Presi appunti mentre parlava, ma non ero sicuro di quello che stavo scrivendo. «Okay, passiamo alla prossima domanda» dissi. «A cosa serve?»
«A cosa serve cosa?»
«Mettiamo che l’ipotesi di Riemann venga dimostrata. E allora? Cosa cambia? Perché dovrebbe interessare a qualcuno?»

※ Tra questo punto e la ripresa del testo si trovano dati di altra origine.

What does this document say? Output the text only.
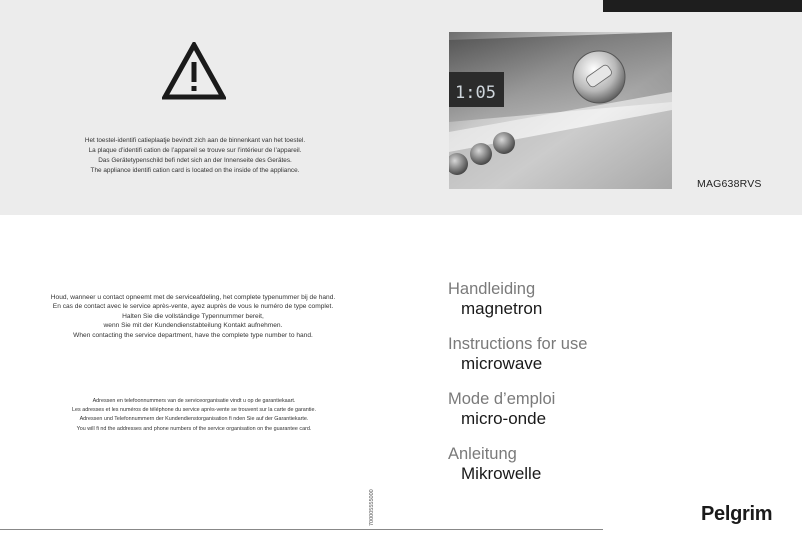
Het toestel-identifi catieplaatje bevindt zich aan de binnenkant van het toestel.
La plaque d’identifi cation de l’appareil se trouve sur l’intérieur de l’appareil.
Das Gerätetypenschild befi ndet sich an der Innenseite des Gerätes.
The appliance identifi cation card is located on the inside of the appliance.
1:05
MAG638RVS
Houd, wanneer u contact opneemt met de serviceafdeling, het complete typenummer bij de hand.
En cas de contact avec le service après-vente, ayez auprès de vous le numéro de type complet.
Halten Sie die vollständige Typennummer bereit,
wenn Sie mit der Kundendienstabteilung Kontakt aufnehmen.
When contacting the service department, have the complete type number to hand.
Adressen en telefoonnummers van de serviceorganisatie vindt u op de garantiekaart.
Les adresses et les numéros de téléphone du service après-vente se trouvent sur la carte de garantie.
Adressen und Telefonnummern der Kundendienstorganisation fi nden Sie auf der Garantiekarte.
You will fi nd the addresses and phone numbers of the service organisation on the guarantee card.
Handleiding
magnetron
Instructions for use
microwave
Mode d’emploi
micro-onde
Anleitung
Mikrowelle
700005555000	Pelgrim
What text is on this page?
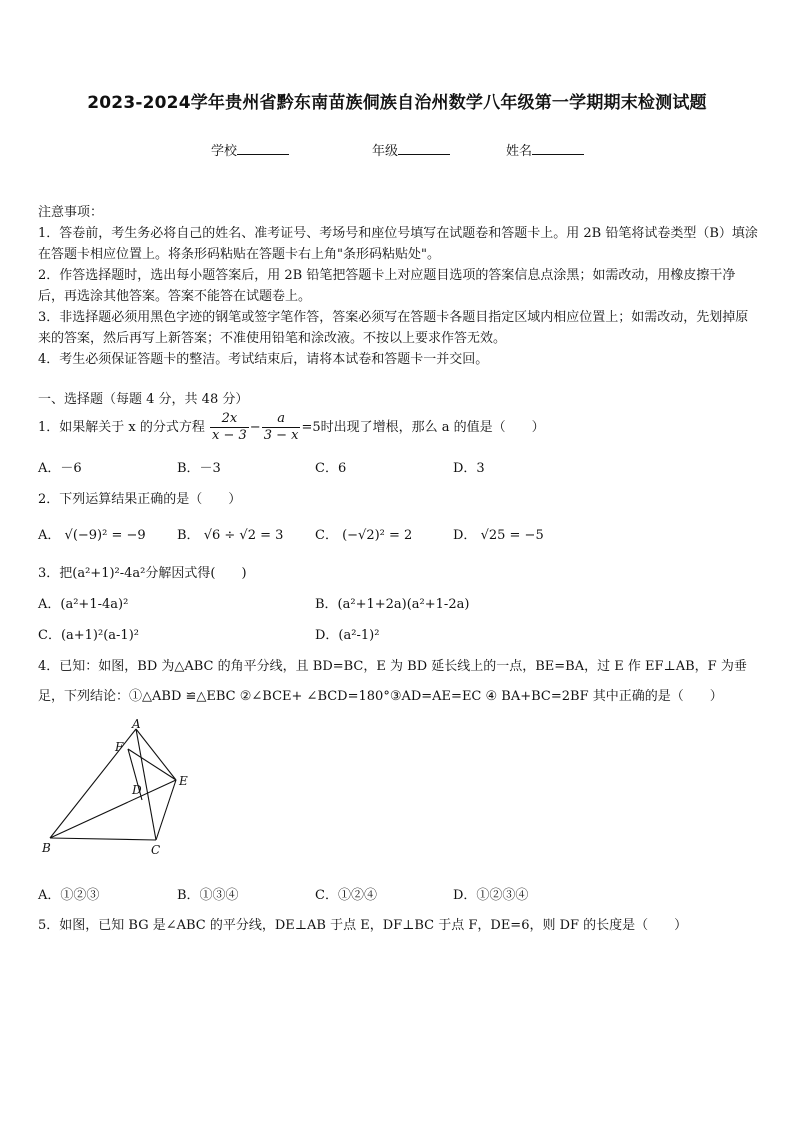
2023-2024学年贵州省黔东南苗族侗族自治州数学八年级第一学期期末检测试题
学校	年级	姓名

注意事项：

1．答卷前，考生务必将自己的姓名、准考证号、考场号和座位号填写在试题卷和答题卡上。用 2B 铅笔将试卷类型（B）填涂在答题卡相应位置上。将条形码粘贴在答题卡右上角"条形码粘贴处"。

2．作答选择题时，选出每小题答案后，用 2B 铅笔把答题卡上对应题目选项的答案信息点涂黑；如需改动，用橡皮擦干净后，再选涂其他答案。答案不能答在试题卷上。

3．非选择题必须用黑色字迹的钢笔或签字笔作答，答案必须写在答题卡各题目指定区域内相应位置上；如需改动，先划掉原来的答案，然后再写上新答案；不准使用铅笔和涂改液。不按以上要求作答无效。

4．考生必须保证答题卡的整洁。考试结束后，请将本试卷和答题卡一并交回。

一、选择题（每题 4 分，共 48 分）
1．如果解关于 x 的分式方程 $\frac{2x}{x - 3} - \frac{a}{3 - x} =5$时出现了增根，那么 a 的值是（　　）
A．－6	B．－3	C．6	D．3
2．下列运算结果正确的是（　　）
A． √(−9)² = −9 B． √6 ÷ √2 = 3 C． (−√2)² = 2	D． √25 = −5
3．把(a²+1)²-4a²分解因式得(　　)
A．(a²+1-4a)²	B．(a²+1+2a)(a²+1-2a)
C．(a+1)²(a-1)²	D．(a²-1)²
4．已知：如图，BD 为△ABC 的角平分线，且 BD=BC，E 为 BD 延长线上的一点，BE=BA，过 E 作 EF⊥AB，F 为垂
足，下列结论：①△ABD ≌△EBC ②∠BCE+ ∠BCD=180°③AD=AE=EC ④ BA+BC=2BF 其中正确的是（　　）
A
B	C
D
E
F
A．①②③	B．①③④	C．①②④	D．①②③④
5．如图，已知 BG 是∠ABC 的平分线，DE⊥AB 于点 E，DF⊥BC 于点 F，DE=6，则 DF 的长度是（　　）
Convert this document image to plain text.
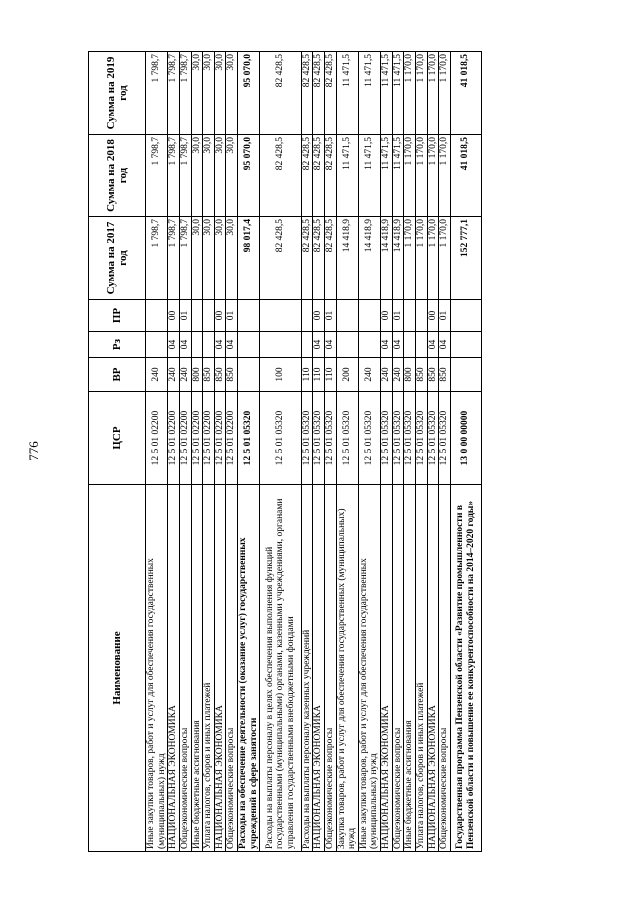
776
Наименование	ЦСР	ВР	Рз	ПР	Сумма на 2017 год	Сумма на 2018 год	Сумма на 2019 год
Иные закупки товаров, работ и услуг для обеспечения государственных (муниципальных) нужд	12 5 01 02200	240			1 798,7	1 798,7	1 798,7
НАЦИОНАЛЬНАЯ ЭКОНОМИКА	12 5 01 02200	240	04	00	1 798,7	1 798,7	1 798,7
Общеэкономические вопросы	12 5 01 02200	240	04	01	1 798,7	1 798,7	1 798,7
Иные бюджетные ассигнования	12 5 01 02200	800			30,0	30,0	30,0
Уплата налогов, сборов и иных платежей	12 5 01 02200	850			30,0	30,0	30,0
НАЦИОНАЛЬНАЯ ЭКОНОМИКА	12 5 01 02200	850	04	00	30,0	30,0	30,0
Общеэкономические вопросы	12 5 01 02200	850	04	01	30,0	30,0	30,0
Расходы на обеспечение деятельности (оказание услуг) государственных учреждений в сфере занятости	12 5 01 05320				98 017,4	95 070,0	95 070,0
Расходы на выплаты персоналу в целях обеспечения выполнения функций государственными (муниципальными) органами, казенными учреждениями, органами управления государственными внебюджетными фондами	12 5 01 05320	100			82 428,5	82 428,5	82 428,5
Расходы на выплаты персоналу казенных учреждений	12 5 01 05320	110			82 428,5	82 428,5	82 428,5
НАЦИОНАЛЬНАЯ ЭКОНОМИКА	12 5 01 05320	110	04	00	82 428,5	82 428,5	82 428,5
Общеэкономические вопросы	12 5 01 05320	110	04	01	82 428,5	82 428,5	82 428,5
Закупка товаров, работ и услуг для обеспечения государственных (муниципальных) нужд	12 5 01 05320	200			14 418,9	11 471,5	11 471,5
Иные закупки товаров, работ и услуг для обеспечения государственных (муниципальных) нужд	12 5 01 05320	240			14 418,9	11 471,5	11 471,5
НАЦИОНАЛЬНАЯ ЭКОНОМИКА	12 5 01 05320	240	04	00	14 418,9	11 471,5	11 471,5
Общеэкономические вопросы	12 5 01 05320	240	04	01	14 418,9	11 471,5	11 471,5
Иные бюджетные ассигнования	12 5 01 05320	800			1 170,0	1 170,0	1 170,0
Уплата налогов, сборов и иных платежей	12 5 01 05320	850			1 170,0	1 170,0	1 170,0
НАЦИОНАЛЬНАЯ ЭКОНОМИКА	12 5 01 05320	850	04	00	1 170,0	1 170,0	1 170,0
Общеэкономические вопросы	12 5 01 05320	850	04	01	1 170,0	1 170,0	1 170,0
Государственная программа Пензенской области «Развитие промышленности в Пензенской области и повышение ее конкурентоспособности на 2014–2020 годы»	13 0 00 00000				152 777,1	41 018,5	41 018,5
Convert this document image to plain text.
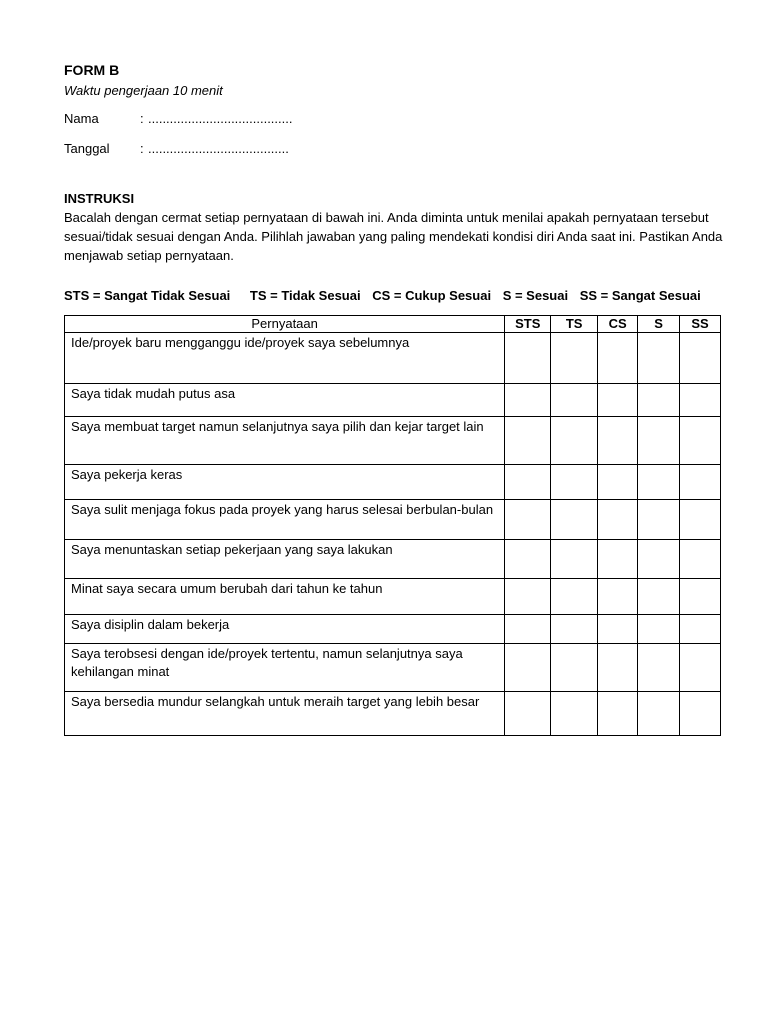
FORM B
Waktu pengerjaan 10 menit
Nama	: ........................................
Tanggal	: .......................................
INSTRUKSI

Bacalah dengan cermat setiap pernyataan di bawah ini. Anda diminta untuk menilai apakah pernyataan tersebut sesuai/tidak sesuai dengan Anda. Pilihlah jawaban yang paling mendekati kondisi diri Anda saat ini. Pastikan Anda menjawab setiap pernyataan.

STS = Sangat Tidak Sesuai TS = Tidak Sesuai CS = Cukup Sesuai S = Sesuai SS = Sangat Sesuai
Pernyataan	STS	TS	CS	S	SS
Ide/proyek baru mengganggu ide/proyek saya sebelumnya					
Saya tidak mudah putus asa					
Saya membuat target namun selanjutnya saya pilih dan kejar target lain					
Saya pekerja keras					
Saya sulit menjaga fokus pada proyek yang harus selesai berbulan-bulan					
Saya menuntaskan setiap pekerjaan yang saya lakukan					
Minat saya secara umum berubah dari tahun ke tahun					
Saya disiplin dalam bekerja					
Saya terobsesi dengan ide/proyek tertentu, namun selanjutnya saya kehilangan minat					
Saya bersedia mundur selangkah untuk meraih target yang lebih besar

Sara rifletté prima di rispondere. «Be’, i motivi sono due. Intanto ci sarebbero sicuramente delle applicazioni pratiche. Nel campo della crittografia, per esempio: la cifratura dei testi e la decodifica dei crittogrammi ne risulterebbero del tutto rivoluzionate. È possibile che la persona a cui state dando la caccia abbia in mente qualcosa del genere.»
«E l’altro motivo?» chiesi.
Sara fece spallucce. «È interessante per il semplice fatto che esiste. È una specie di Everest della matematica, con la differenza che in cima all’Everest sono già arrivati, mentre l’ipotesi di Riemann non è ancora stata dimostrata. Lo stesso Riemann ebbe un esaurimento nervoso, e John Nash, il matematico di A Beautiful Mind, ne era ossessionato.»
Sara si sporse in avanti e, mostrandoci il foglio con i numeri, disse: «Mettiamola così: se state cercando cosa può far diventare pazzo un matematico, siete sulla buona strada. È questo che stai cercando, Alex? Un matematico pazzo?»